We have ∫ -2r/(r⁴+1) dr = ∫ 1/(s²+1) ds. The left integral gives -arctan(r²), the right arctan(s), so c - arctan(r²) = arctan(s). (You forgot the minus sign from the variable change). Taking the tangens on both sides and using the addition theorem we have
s = tan [ c - arctan(r²) ] = ( tan c - r² )/( 1 + r² tan c ), so that with c' = tan c we get
( 1 + r² c' ) s = c' - r² which is exactly what your book gave you.

 

[shelovesmath]

Taking the tangens on both sides and using the addition theorem we have
s = tan [ c - arctan(r²) ] = ( tan c - r² )/( 1 + r² tan c ), so that with c' = tan c we get
( 1 + r² c' ) s = c' - r² which is exactly what your book gave you.
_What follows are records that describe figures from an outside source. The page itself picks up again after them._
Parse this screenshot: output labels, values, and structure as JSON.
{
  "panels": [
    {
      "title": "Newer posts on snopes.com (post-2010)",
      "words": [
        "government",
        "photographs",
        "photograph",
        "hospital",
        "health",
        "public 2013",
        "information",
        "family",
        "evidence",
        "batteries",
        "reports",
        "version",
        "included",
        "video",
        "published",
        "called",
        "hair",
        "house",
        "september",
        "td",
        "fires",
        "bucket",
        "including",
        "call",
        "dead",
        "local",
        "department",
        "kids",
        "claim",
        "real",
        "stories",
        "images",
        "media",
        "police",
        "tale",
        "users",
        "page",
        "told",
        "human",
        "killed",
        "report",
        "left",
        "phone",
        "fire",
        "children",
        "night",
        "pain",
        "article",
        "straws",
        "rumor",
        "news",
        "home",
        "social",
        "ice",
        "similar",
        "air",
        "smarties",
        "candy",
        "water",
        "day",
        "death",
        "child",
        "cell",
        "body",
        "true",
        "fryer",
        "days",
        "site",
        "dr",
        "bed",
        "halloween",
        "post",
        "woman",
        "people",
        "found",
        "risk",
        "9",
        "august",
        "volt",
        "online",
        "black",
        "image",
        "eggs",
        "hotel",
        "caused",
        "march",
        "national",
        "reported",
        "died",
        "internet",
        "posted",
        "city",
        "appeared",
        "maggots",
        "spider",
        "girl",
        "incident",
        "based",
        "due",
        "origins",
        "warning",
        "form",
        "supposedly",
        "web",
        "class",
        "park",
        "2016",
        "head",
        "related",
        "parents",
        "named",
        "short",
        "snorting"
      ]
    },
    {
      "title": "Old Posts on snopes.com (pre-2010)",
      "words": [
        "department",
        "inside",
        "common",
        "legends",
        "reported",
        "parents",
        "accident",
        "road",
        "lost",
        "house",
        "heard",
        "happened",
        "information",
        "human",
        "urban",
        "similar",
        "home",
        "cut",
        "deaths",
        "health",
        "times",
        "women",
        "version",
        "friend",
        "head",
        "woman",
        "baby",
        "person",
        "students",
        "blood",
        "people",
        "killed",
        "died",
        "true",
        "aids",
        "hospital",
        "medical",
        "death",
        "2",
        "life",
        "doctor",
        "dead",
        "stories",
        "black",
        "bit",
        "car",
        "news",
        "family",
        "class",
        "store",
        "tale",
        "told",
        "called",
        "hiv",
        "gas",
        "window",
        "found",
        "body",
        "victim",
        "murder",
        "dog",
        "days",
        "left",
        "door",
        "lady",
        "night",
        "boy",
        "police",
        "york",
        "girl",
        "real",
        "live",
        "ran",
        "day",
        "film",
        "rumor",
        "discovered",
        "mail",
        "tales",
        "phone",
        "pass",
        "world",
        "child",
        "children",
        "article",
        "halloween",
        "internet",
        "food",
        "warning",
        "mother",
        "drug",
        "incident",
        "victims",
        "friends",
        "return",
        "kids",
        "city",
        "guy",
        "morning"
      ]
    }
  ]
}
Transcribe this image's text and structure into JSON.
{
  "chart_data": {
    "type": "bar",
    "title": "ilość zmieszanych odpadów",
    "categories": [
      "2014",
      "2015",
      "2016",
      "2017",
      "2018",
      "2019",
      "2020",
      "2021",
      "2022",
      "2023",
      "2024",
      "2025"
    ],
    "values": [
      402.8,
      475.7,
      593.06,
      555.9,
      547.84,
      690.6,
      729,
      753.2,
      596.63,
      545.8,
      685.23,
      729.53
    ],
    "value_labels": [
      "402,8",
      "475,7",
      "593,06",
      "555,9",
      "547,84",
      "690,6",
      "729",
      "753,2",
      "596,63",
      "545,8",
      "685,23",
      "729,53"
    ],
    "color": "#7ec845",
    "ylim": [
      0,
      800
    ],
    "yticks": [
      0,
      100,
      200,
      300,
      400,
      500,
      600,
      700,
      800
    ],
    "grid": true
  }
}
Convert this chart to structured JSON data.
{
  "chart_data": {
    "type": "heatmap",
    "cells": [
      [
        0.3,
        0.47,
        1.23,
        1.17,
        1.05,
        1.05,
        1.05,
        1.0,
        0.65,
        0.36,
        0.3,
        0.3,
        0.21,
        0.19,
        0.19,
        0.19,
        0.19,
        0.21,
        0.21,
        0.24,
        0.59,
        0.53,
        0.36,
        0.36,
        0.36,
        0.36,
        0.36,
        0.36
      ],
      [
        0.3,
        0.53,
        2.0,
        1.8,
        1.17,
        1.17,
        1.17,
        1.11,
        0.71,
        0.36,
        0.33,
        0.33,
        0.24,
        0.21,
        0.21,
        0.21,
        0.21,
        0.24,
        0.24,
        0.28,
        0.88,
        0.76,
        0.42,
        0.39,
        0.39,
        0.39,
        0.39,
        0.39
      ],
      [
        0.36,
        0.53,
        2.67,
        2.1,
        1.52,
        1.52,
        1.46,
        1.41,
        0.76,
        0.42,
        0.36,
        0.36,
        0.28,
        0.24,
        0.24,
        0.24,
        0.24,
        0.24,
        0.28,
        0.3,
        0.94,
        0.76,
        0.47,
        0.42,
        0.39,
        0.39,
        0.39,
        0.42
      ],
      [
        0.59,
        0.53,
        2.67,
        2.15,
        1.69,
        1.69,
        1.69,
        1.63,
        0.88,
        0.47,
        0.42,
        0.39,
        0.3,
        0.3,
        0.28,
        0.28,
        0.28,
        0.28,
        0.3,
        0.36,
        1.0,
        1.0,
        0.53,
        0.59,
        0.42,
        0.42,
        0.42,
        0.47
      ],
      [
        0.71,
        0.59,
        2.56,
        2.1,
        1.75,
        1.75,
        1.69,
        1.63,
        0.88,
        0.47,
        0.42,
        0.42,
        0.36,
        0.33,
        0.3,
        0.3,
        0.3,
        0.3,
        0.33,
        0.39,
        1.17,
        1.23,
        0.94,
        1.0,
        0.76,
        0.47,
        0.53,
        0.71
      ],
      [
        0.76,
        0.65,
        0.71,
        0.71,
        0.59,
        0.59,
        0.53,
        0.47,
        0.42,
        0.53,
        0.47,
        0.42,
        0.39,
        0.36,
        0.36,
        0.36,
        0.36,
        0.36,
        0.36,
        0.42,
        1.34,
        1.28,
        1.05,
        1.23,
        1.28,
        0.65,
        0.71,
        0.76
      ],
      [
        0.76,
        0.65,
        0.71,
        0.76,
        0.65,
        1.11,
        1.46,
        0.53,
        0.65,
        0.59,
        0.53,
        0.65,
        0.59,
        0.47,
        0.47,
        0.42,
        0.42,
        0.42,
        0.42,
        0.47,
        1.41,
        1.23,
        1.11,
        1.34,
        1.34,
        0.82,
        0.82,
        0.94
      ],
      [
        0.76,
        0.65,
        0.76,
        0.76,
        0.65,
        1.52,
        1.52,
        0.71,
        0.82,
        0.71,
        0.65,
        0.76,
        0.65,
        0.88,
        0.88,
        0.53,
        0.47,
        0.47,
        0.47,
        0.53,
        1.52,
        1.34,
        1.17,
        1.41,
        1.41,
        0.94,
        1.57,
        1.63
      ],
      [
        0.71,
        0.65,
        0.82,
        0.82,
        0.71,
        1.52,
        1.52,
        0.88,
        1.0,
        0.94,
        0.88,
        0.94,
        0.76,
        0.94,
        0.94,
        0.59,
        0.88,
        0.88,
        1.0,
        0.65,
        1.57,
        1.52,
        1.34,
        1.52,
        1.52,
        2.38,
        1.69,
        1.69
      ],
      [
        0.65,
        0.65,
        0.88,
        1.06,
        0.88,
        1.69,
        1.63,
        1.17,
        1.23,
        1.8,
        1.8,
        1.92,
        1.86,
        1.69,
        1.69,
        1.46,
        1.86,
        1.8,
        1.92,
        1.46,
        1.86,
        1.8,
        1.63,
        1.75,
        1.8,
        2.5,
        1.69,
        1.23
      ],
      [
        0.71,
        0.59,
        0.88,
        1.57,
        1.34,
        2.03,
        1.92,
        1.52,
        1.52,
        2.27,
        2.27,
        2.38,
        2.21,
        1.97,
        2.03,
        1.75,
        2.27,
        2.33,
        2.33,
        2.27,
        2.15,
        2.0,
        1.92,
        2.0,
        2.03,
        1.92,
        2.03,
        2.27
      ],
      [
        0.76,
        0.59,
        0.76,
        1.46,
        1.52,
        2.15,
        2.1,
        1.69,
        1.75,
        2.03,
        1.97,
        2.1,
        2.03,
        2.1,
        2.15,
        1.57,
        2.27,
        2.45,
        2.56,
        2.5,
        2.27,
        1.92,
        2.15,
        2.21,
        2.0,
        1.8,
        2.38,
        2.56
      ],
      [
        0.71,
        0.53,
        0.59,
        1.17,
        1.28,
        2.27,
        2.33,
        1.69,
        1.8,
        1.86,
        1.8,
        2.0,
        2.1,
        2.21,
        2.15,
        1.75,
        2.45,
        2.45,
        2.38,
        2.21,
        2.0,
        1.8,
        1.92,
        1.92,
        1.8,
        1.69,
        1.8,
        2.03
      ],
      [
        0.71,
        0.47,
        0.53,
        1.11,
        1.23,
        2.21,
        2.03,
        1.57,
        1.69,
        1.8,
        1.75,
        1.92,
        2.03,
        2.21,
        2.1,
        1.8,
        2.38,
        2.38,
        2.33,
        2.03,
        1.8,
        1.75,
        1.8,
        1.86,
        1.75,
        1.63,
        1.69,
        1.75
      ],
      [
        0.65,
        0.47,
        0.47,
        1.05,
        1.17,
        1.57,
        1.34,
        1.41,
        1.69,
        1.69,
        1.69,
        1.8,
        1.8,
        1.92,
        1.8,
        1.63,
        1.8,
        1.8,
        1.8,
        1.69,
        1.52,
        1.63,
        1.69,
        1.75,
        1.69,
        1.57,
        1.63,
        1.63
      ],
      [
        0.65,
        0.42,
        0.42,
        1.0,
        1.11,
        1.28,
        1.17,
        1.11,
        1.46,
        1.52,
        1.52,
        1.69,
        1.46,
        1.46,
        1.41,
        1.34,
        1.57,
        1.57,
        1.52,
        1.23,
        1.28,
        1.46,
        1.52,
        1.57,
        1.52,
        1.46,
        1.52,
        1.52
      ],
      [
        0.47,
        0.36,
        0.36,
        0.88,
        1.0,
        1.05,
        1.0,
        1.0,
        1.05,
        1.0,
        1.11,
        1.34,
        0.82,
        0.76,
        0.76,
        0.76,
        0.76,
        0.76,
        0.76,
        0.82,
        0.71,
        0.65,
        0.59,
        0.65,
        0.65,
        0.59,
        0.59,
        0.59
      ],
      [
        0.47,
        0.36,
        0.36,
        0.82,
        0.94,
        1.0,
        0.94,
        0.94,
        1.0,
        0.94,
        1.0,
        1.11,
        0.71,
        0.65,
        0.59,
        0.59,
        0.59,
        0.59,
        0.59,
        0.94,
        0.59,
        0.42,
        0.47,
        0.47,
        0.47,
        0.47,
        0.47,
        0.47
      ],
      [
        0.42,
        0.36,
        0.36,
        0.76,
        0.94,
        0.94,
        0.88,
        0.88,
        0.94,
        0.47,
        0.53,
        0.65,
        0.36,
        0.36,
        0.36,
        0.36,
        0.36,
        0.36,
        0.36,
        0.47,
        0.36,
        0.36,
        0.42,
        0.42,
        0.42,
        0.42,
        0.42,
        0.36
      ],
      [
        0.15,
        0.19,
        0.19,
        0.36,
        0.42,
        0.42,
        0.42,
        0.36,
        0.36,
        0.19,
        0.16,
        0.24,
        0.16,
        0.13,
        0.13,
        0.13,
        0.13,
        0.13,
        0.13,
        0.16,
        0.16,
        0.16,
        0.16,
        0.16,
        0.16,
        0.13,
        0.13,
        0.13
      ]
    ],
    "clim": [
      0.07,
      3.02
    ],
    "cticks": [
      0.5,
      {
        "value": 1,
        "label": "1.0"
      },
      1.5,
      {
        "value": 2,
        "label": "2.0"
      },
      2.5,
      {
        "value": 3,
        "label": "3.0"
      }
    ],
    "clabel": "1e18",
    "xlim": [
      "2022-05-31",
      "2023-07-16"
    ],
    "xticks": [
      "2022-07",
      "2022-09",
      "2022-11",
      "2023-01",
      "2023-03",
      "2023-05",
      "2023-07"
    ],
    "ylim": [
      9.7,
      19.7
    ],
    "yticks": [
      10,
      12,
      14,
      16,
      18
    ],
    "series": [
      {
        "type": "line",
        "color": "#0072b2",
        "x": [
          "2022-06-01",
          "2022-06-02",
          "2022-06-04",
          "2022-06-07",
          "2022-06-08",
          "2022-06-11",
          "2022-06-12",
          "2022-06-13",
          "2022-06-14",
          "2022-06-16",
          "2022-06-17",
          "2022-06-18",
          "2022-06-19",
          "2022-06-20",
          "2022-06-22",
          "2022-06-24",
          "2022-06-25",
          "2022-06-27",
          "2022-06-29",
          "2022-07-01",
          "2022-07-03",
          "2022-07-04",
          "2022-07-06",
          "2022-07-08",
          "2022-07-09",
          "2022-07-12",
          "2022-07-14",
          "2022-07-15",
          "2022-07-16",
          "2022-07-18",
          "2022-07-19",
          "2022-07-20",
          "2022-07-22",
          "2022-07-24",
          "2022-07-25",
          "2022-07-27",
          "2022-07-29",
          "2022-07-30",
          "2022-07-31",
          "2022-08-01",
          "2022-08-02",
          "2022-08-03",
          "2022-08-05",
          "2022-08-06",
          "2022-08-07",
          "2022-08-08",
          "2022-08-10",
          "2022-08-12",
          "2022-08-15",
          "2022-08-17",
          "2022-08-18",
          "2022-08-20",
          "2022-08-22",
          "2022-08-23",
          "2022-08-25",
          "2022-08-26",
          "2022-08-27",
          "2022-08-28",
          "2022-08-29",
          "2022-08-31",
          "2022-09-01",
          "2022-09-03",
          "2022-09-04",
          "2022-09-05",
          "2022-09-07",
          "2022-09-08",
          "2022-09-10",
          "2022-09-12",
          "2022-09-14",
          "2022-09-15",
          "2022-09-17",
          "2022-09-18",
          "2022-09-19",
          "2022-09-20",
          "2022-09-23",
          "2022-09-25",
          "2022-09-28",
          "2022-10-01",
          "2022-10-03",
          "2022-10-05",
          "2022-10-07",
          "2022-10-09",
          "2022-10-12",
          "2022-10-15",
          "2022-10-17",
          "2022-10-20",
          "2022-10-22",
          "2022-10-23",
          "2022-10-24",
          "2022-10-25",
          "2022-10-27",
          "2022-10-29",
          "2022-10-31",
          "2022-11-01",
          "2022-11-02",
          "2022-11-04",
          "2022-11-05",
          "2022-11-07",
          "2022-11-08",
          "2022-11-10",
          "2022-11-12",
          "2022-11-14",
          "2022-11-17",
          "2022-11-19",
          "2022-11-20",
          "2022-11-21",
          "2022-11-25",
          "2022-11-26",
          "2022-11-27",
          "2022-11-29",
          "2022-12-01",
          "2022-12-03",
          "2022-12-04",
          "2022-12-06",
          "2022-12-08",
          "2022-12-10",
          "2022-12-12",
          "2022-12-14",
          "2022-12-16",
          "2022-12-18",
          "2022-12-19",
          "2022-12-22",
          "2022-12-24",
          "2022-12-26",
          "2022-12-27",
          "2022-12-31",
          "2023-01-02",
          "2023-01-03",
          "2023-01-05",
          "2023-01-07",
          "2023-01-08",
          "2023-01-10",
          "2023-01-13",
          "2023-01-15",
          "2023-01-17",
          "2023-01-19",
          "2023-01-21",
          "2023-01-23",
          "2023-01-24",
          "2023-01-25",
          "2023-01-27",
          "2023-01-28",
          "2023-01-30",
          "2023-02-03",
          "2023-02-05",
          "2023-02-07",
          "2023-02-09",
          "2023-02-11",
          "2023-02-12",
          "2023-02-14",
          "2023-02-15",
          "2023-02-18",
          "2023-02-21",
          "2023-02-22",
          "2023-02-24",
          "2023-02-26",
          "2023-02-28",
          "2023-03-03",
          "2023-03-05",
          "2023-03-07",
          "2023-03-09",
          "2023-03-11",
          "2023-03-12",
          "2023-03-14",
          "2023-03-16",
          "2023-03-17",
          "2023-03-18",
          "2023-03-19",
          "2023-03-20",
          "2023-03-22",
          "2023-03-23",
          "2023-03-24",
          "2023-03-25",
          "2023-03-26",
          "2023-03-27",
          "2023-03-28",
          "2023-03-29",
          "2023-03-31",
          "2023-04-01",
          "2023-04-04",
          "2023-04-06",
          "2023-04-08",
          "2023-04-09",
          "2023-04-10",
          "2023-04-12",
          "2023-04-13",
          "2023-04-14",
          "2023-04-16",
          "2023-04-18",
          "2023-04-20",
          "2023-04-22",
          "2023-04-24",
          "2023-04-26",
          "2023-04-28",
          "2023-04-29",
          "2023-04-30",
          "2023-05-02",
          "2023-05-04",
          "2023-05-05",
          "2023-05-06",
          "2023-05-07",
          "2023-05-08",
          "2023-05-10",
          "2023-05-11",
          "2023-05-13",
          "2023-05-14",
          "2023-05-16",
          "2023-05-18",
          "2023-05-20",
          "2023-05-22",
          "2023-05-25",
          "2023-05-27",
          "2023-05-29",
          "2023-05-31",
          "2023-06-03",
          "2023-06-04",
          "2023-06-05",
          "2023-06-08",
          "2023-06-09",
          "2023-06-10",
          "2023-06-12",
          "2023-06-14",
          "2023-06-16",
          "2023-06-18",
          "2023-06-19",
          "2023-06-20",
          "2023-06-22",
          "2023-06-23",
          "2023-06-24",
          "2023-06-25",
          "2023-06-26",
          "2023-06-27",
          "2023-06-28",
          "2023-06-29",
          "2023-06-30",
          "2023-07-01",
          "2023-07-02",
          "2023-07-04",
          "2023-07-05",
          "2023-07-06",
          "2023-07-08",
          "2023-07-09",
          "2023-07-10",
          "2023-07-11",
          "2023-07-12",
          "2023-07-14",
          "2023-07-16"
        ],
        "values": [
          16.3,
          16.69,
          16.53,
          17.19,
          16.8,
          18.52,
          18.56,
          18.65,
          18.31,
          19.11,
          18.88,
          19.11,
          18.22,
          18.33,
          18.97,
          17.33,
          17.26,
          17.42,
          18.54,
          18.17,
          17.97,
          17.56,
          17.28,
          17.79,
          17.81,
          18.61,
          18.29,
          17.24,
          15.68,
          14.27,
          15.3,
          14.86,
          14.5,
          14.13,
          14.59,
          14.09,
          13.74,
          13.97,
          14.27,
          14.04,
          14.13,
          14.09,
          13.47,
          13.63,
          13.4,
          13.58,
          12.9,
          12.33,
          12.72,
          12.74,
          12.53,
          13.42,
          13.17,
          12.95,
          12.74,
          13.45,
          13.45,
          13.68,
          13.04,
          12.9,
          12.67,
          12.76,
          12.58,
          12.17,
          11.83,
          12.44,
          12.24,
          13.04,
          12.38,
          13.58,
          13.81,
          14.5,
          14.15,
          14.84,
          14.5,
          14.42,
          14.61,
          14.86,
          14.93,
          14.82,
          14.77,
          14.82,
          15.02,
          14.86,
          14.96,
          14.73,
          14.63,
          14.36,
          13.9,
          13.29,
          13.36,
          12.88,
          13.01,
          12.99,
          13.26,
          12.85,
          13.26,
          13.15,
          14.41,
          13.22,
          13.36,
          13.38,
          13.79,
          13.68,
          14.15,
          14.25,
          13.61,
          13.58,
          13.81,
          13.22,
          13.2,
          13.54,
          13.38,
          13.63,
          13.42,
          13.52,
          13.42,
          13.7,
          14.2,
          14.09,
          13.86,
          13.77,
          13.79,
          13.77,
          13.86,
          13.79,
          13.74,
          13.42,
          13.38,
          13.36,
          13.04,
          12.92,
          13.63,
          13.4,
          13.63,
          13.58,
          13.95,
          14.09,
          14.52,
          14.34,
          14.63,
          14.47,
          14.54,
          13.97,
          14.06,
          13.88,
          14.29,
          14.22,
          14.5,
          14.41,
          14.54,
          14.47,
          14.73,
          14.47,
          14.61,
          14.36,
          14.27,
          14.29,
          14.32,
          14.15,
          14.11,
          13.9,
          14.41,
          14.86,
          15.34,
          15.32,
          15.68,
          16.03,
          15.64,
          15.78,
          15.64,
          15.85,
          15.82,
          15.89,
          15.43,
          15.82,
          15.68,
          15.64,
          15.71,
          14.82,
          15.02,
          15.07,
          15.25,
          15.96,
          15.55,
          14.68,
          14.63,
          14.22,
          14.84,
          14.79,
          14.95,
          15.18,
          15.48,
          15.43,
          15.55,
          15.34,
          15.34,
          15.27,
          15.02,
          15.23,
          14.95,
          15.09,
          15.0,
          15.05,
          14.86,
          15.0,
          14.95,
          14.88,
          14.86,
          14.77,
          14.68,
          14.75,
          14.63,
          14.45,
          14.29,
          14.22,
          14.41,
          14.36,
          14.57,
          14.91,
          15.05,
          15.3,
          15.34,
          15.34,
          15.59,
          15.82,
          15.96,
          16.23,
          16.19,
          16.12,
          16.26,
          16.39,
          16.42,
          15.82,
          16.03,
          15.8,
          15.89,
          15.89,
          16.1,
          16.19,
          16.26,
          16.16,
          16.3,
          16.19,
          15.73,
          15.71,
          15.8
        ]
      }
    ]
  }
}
I, uh, don't remember the tangents theorem. Calculus topic? Precalc? I'll go google I guess. Thanks for the feedback.

 

[jonspalding]

The derivative of the answer should then match the initial problem; however, this did not work out for me. Does it check out for you?

 

[hunt_mat]

It doesn't look as you have completed the calculation. Take tan of both sides and use the trig expression for tan(A+B)

 

[grey_earl]

We have tan(a+b) = [ tan a + tan b ]/[ 1 - tan a tan b ], which can be derived using the addition theorems for sine and cosine.

And, if you derive r² + s = c(1 - r² s), you should get 2 r dr + ds = - c (2 r dr s) - c (r² ds), so ( 1 + c s ) 2 r dr + ( 1 + c r² ) ds = 0, which after substituting c from the result and multiplying by (1- r² s) simplifies to ( 1 + s² ) 2 r dr + ( 1 + r⁴ ) ds = 0, which is the original equation.